Miguel Penha: A sapopema da Samaúma O desaguar do Igarapé

Centro Cultural Veras, 2024 

A fluidez e o enraizamento de vidas da floresta definem o imaginário com o qual Miguel
Penha Chiquitano elabora um conjunto expressivo de paisagens do Centro-Oeste
brasileiro. Sua prática acolhe silêncios polifônicos, particulares da floresta, traduzidos
pelo artista em composições que reúnem o clamor de vidas ameaçadas, as quais se
unem aos rituais de comunidades indígenas e seres invisíveis que habitam o Cerrado,
a Amazônia e o Pantanal, os três biomas do Mato Grosso.
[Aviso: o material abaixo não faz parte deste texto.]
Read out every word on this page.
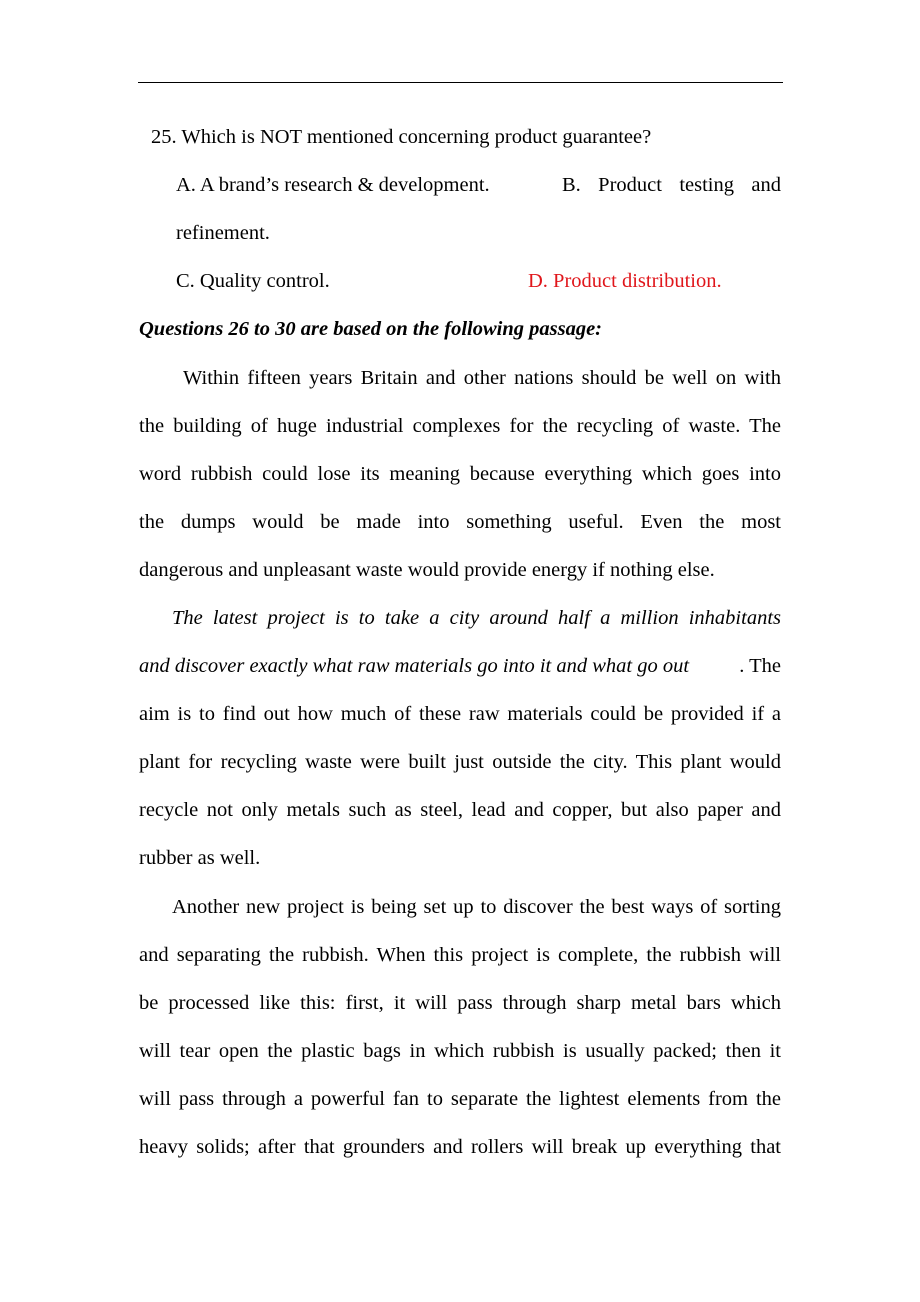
25. Which is NOT mentioned concerning product guarantee?
A. A brand’s research & development.	B. Product testing and
refinement.
C. Quality control.	D. Product distribution.
Questions 26 to 30 are based on the following passage:
Within fifteen years Britain and other nations should be well on with
the building of huge industrial complexes for the recycling of waste. The
word rubbish could lose its meaning because everything which goes into
the dumps would be made into something useful. Even the most
dangerous and unpleasant waste would provide energy if nothing else.
The latest project is to take a city around half a million inhabitants
and discover exactly what raw materials go into it and what go out . The
aim is to find out how much of these raw materials could be provided if a
plant for recycling waste were built just outside the city. This plant would
recycle not only metals such as steel, lead and copper, but also paper and
rubber as well.
Another new project is being set up to discover the best ways of sorting
and separating the rubbish. When this project is complete, the rubbish will
be processed like this: first, it will pass through sharp metal bars which
will tear open the plastic bags in which rubbish is usually packed; then it
will pass through a powerful fan to separate the lightest elements from the
heavy solids; after that grounders and rollers will break up everything that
Silenciada ao longo de décadas, sua obra precisou superar o medo que sua mãe, do
povo Bororo, e seu pai, imigrante Chiquitano que deixou a Bolívia para viver no Mato
Grosso, sentiram ao longo da vida sendo sobreviventes do extermínio de grande parte
da população indígena da região. Realizada em anotações e rascunhos sobre papel, o
corpo de obras de Penha Chiquitano é resultado do período em que catalogava, mata
adentro, as qualidades plásticas e mágicas presentes nos biomas do Centro-Oeste.
A profundidade de suas paisagens é tratada com o zelo de quem qualifica a infinitude
da floresta como templo sagrado, presente nas pinturas como uma névoa azulada. A
experiência equivale ao instante em que o senso de direção é substituído pelo abraço
acolhedor da grande mãe, que jorra água das entranhas da terra, promove a cantoria
de pássaros, preserva a diferença dos biomas e transforma a presença sublime da luz
sobre as folhas que se tocam com o suave vento a carregar os rios voadores para
outros cantos do mundo.

Na ocasião de A sapopema da Samaúma / O desaguar do Igarapé, Miguel Penha
Chiquitano dedica seu olhar a duas das inumeráveis dádivas oferecidas pela grande
mãe. A primeira é evocada pela sapopema, a raiz aparente da Samaúma, árvore
sagrada tida como a rainha da floresta. A monumentalidade de sua estrutura achatada
serve de parede para cabanas dos povos da floresta. Ela é casa e também provedora
de água aos rios voadores e às plantas com raízes menos profundas.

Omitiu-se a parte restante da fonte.